What really is hybrid?” So it’s cloud and on-premises.
What does on-premises mean? Is it just on-premises
data centers? What about a restaurant?
Is that on-premises? What about an agricultural field?
Is that on-premises? If those are on-premises,
they have very different requirements than on-premises data centers, and so we think
of hybrid infrastructure as including the cloud,
along with various other edge nodes, on-premises data centers
being one of them. But there are several of them. And the way that customers
have told us they want to consume our hybrid
offering is with the same APIs, the same control plane,
the same tools, and the same hardware that they are
used to using in AWS Regions. Effectively, they want us
to distribute AWS to these various edge nodes. So we reimagined
for ourselves what hybrid was, and we started to build solutions that picked off
the biggest use cases, but in a way that worked for
customers both short and long-term. And so we started with,
customers said, “Look, I want to be able
to use the same tools I’ve used to manage
my infrastructure on-premises for the last number of years.

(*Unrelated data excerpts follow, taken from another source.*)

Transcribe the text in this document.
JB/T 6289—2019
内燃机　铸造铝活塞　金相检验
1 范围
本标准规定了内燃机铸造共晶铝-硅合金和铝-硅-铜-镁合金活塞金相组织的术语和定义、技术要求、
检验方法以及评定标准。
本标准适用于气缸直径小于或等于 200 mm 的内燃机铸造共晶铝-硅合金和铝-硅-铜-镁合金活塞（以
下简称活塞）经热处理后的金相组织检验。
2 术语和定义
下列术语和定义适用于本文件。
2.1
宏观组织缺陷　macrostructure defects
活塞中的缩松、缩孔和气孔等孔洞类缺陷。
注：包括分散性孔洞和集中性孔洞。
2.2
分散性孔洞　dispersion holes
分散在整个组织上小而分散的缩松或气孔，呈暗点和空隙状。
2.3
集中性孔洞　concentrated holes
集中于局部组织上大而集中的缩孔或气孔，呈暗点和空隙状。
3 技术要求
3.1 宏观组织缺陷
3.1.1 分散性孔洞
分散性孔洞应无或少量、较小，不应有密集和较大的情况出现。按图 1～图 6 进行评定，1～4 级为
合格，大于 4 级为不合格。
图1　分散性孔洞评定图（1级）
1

I want to use that in the cloud. I want to use it to manage
my cloud deployment.” Most of the world, at this point,
has virtualized on top of VMware. So we started working
with Pat Gelsinger and the VMware team
on how to build a new offering, which is called
VMware Cloud on AWS, that allows customers
to use those VMware tools they have been using
for many years to manage their
on-premises infrastructure, and manage their infrastructure
on AWS. And this is a very
unusual collaboration. There’s no other managed service that VMware runs
with another cloud provider. There is none that have
the functionality and capability of this
VMware Cloud on AWS. It’s not just that
both VMware and AWS have its engineering teams and its product teams
closely tied at the hip, but also our field teams
and our partner teams work together with customers.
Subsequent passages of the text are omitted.